Terremoto nel Centro Italia, sospeso processo ai Mancuso al Tribunale di Vibo
In videoconferenza con il carcere di L'Aquila era collegato il boss Panteleone Mancuso, alias Scarpuni. Udienza interrotta per motivi di sicurezza e ripresa nel pomeriggio
Le violente scosse di terremoto che sono state registrate nell'arco di pochi minuti tra l'Abruzzo e le Marche hanno avuto ripercussioni anche a Vibo Valentia dove si sta celebrando il processo "Black money" che vede imputati diversi esponenti di spicco del clan Mancuso di Limbadi. In videoconferenza dal carcere di L'Aquila era collegato anche il boss Pantaleone Mancuso, alias "Scarpuni" e il terremoto è stata avvertito anche all'interno della casa circondariale di capoluogo abruzzese. Per motivi di sicurezza è stato dunque chiesta la sospensione momentanea dell'udienza. Richiesta accolta dal presidente del Collegio. In quel momento era in corso l'arringa dell'avvocato Giuseppe Di Renzo, difensore di Giovanni Mancuso, uno dei principali imputati.

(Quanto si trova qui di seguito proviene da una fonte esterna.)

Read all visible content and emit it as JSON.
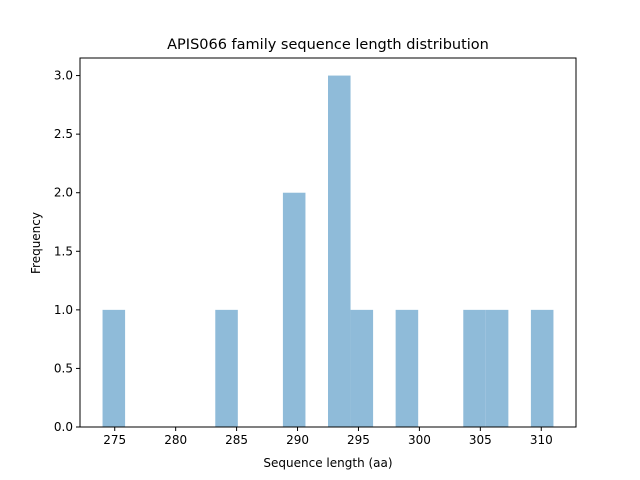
{
  "chart_data": {
    "type": "bar",
    "title": "APIS066 family sequence length distribution",
    "xlabel": "Sequence length (aa)",
    "ylabel": "Frequency",
    "bin_edges_start": 274,
    "bin_width": 1.85,
    "counts": [
      1,
      0,
      0,
      0,
      0,
      1,
      0,
      0,
      2,
      0,
      3,
      1,
      0,
      1,
      0,
      0,
      1,
      1,
      0,
      1
    ],
    "xlim": [
      272.15,
      312.85
    ],
    "ylim": [
      0,
      3.15
    ],
    "xticks": [
      275,
      280,
      285,
      290,
      295,
      300,
      305,
      310
    ],
    "xtick_labels": [
      "275",
      "280",
      "285",
      "290",
      "295",
      "300",
      "305",
      "310"
    ],
    "yticks": [
      0,
      0.5,
      1.0,
      1.5,
      2.0,
      2.5,
      3.0
    ],
    "ytick_labels": [
      "0.0",
      "0.5",
      "1.0",
      "1.5",
      "2.0",
      "2.5",
      "3.0"
    ],
    "grid": false,
    "bar_color": "#8fbbd9"
  }
}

Il terremoto. Tre le scosse che hanno colpito il Centro Italia e che sono state chiaramente avvertite anche all'interno del carcere di L'Aquila dove si trova detenuto Panteleone Mancuso. Tre violente scosse di terremoto di magnitudo 5.4, 5.3 e 5,6 in meno di un’ora, registrate ad una profondità di 10 chilometri. La prima scossa intorno alle 10.25 in centro Italia, alle prese da alcuni giorni con un’ondata di gelo e neve che sta provocando enormi disagi, ha avuto un magnitudo di 5.4. Epicentro tra Abruzzo e Marche, in un’area compresa tra Amatrice (Rieti) Capitignano e Campotosto (L’Aquila). Dopo la prima scossa forte, ce ne sono state altre quattro di poco successive con magnitudo più alta del 3,2, poi alle 11,14 la seconda forte botta con magnitudo intorno a 5,5. Pochi minuti dopo, intorno alle 11,26, terza violenta scossa avvertita in tutta l’Italia Centrale, la magnitudo è 5.6.

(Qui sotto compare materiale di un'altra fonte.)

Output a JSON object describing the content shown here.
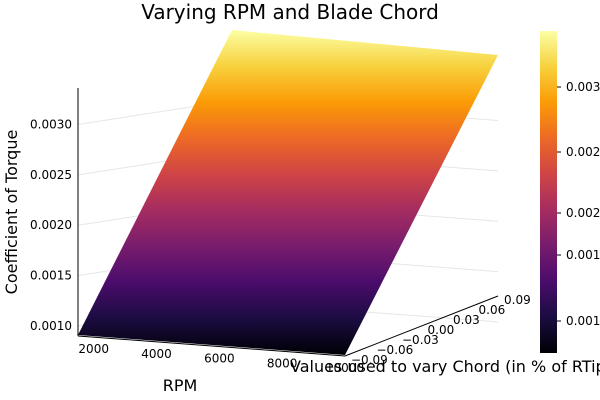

La ripresa dell'udienza. Dopo le dichiarazioni spontanee di Giovanni Mancuso che ha detto non sapere "come possa essere finito in questo processo", prima che l'udienza venisse sospesa, era stato il suo legale avv. Giuseppe Di Renzo a tentare di scagionarlo: "Anche dalle intercettazioni - ha detto - emerge come non vi siano rapporti tra i tre fratelli, che se avessero diretto un clan avrebbero quantomeno parlato, messo a punto strategie, e invece non c’è niente". Alla ripresa dell'udienza, è stata la volta dell'avv. Gianfranco Giunta, difensore di Angelo Nicola Castagna. Ieri, avevano parlato le difese di Pantaleone Mancuso (avv. Calabrese e Sabatino) e di Leonardo Cuppari (avv. Patrizio Cuppari).